4.Il résulte de l'instruction que, pour prendre l'arrêté en litige, la préfète qui s'est notamment fondée sur un rapport de visite de surveillance des services de la Dreal Nouvelle-Aquitaine du 19 août 2022, a fait état de 14 non-conformités relatives à l'installation dont M. C A assure l'exploitation et de 46 non-conformités concernant le contrôleur M. G B. Parmi ces non-conformités, ont été explicitement relevées, au titre des insuffisances concernant les procédures de contrôle, l'absence de compte-rendu de revues de direction prévue au point 1 de l'annexe V de l'arrêté du 18 juin 1991, pour l'année 2021, l'absence de prise de connaissances des statistiques par l'exploitant et les contrôleurs depuis mars 2022 et pour celles éditées avant cette période, l'absence de conclusion ou action corrective ou curative, alors même qu'il est constaté une disparité importante entre le taux de contre-visite de M. B et d'un autre contrôleur exerçant dans le même centre sur l'année 2022, l'absence d'analyse et de traitement des compteurs d'exception de niveau 3 et 2 depuis mars 2022 et, pour ceux traités avant cette période, l'absence d'action corrective ou curative, les compteurs d'exception de niveau 3 résultant d'anomalies liées au contrôle et affectant le résultat du contrôle. D'autre part, a également été retenue la méconnaissance des procédures de contrôle par M. B, contrôleur, auquel il est notamment reproché d'avoir omis de relever une défaillance critique et 6 défaillances majeures en lien direct avec la sécurité routière.

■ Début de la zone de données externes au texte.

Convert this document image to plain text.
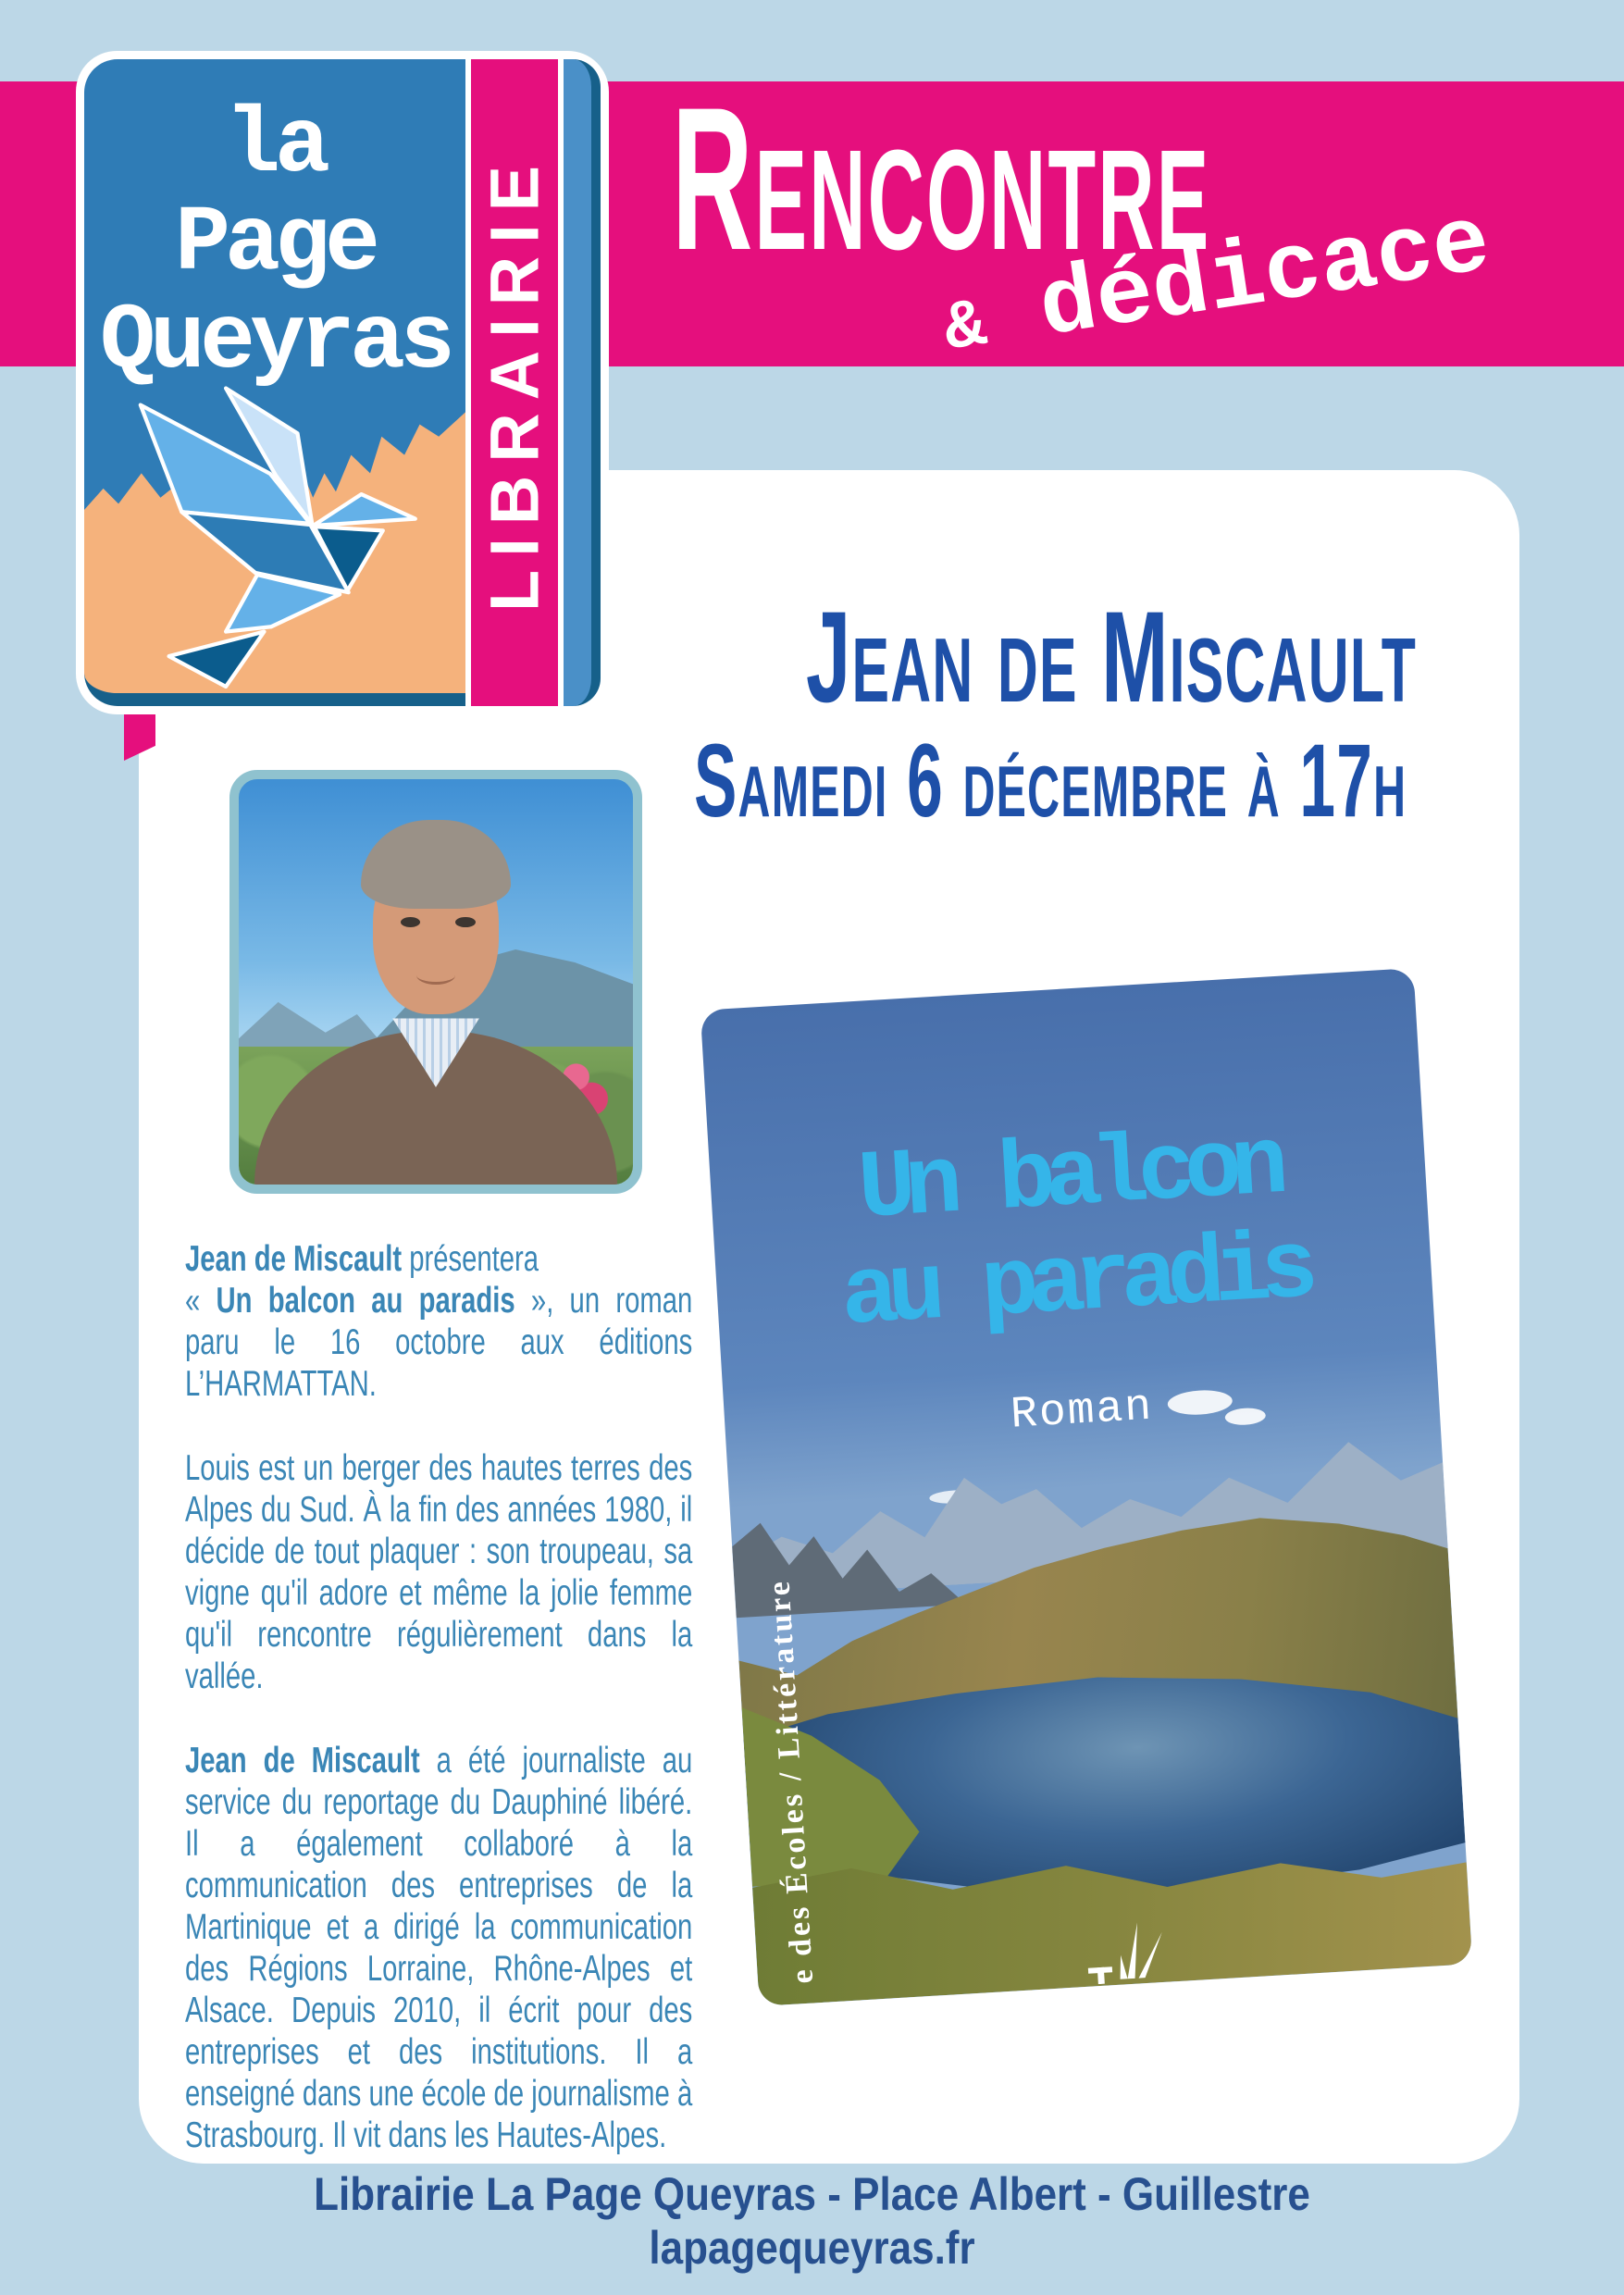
Rencontre
& dédicace
la
Page
Queyras LIBRAIRIE
Jean de Miscault
Samedi 6 décembre à 17h
Un balcon
au paradis
Roman
e des Écoles / Littérature

Jean de Miscault présentera
« Un balcon au paradis », un roman paru le 16 octobre aux éditions L’HARMATTAN.

Louis est un berger des hautes terres des Alpes du Sud. À la fin des années 1980, il décide de tout plaquer : son troupeau, sa vigne qu'il adore et même la jolie femme qu'il rencontre régulièrement dans la vallée.

Jean de Miscault a été journaliste au service du reportage du Dauphiné libéré. Il a également collaboré à la communication des entreprises de la Martinique et a dirigé la communication des Régions Lorraine, Rhône-Alpes et Alsace. Depuis 2010, il écrit pour des entreprises et des institutions. Il a enseigné dans une école de journalisme à Strasbourg. Il vit dans les Hautes-Alpes.

Librairie La Page Queyras - Place Albert - Guillestre
lapagequeyras.fr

En ce qui concerne les faits justifiant la mesure de suspension d'agrément :
S'agissant des insuffisances concernant l'organisation des procédures de contrôle au sein du centre :
5.En premier lieu, l'annexe V relatif à l'organisation des installations de contrôle précise dans son point 1.1 que : " Chaque centre de contrôle met en place et applique un ensemble d'actions préétablies et systématiques nécessaires pour garantir le niveau des prestations effectuées. Cet ensemble de dispositions figure dans le cahier des charges et est établi par référence à la norme NF EN ISO/CE1 17020 : 2072 ". Le paragraphe I. 5.e du chapitre III de l'annexe VII relatif à un centre de contrôle non rattaché à un réseau agréé précise que " Le cahier des charges visé au 2ème alinéa du I de l'article R. 323-14 du code de la route comprenant notamment : e) Les procédures internes du centre de contrôle permettant de s'assurer du respect des prescriptions du I de l'article R323-14 du code de la route susvisé, ainsi que du paragraphe 1er du chapitre II du titre II du présent arrêté, et notamment :- Agrément et habilitation d'un contrôleur technique/ Organisation de la formation et qualification des contrôleurs techniques/ Maîtrise du logiciel de contrôle technique/ Intégrité, sécurité et maintenance du système informatique/ Gestion, entretien et maintenance du matériel de contrôle/ Transmission des données relatives aux contrôles techniques effectués/ Exploitation des indicateurs fournis par l'organisme technique central/ Audit des installations de contrôle et des contrôleurs Audit des installations de contrôle et des contrôleurs/ Gestion et archivage des procès-verbaux de contrôle technique/ Organisation et déroulement des contrôles techniques/ Méthodes alternatives d'essais en cas d'impossibilité de contrôle/ Traitement des voies de recours amiables offertes au public/ Gestion de la base documentaire des textes réglementaires et de leurs évolutions/ Gestion de l'outillage spécifique gaz, pour les centres concerné/ Gestion et archivage des procès-verbaux de contrôle technique/ Organisation et déroulement des contrôles techniques/ Méthodes alternatives d'essais en cas d'impossibilité de contrôle/ Traitement des voies de recours amiables offertes au public/ Gestion de la base documentaire des textes réglementaires et de leurs évolutions/ Gestion de l'outillage spécifique gaz, pour les centres concernés ".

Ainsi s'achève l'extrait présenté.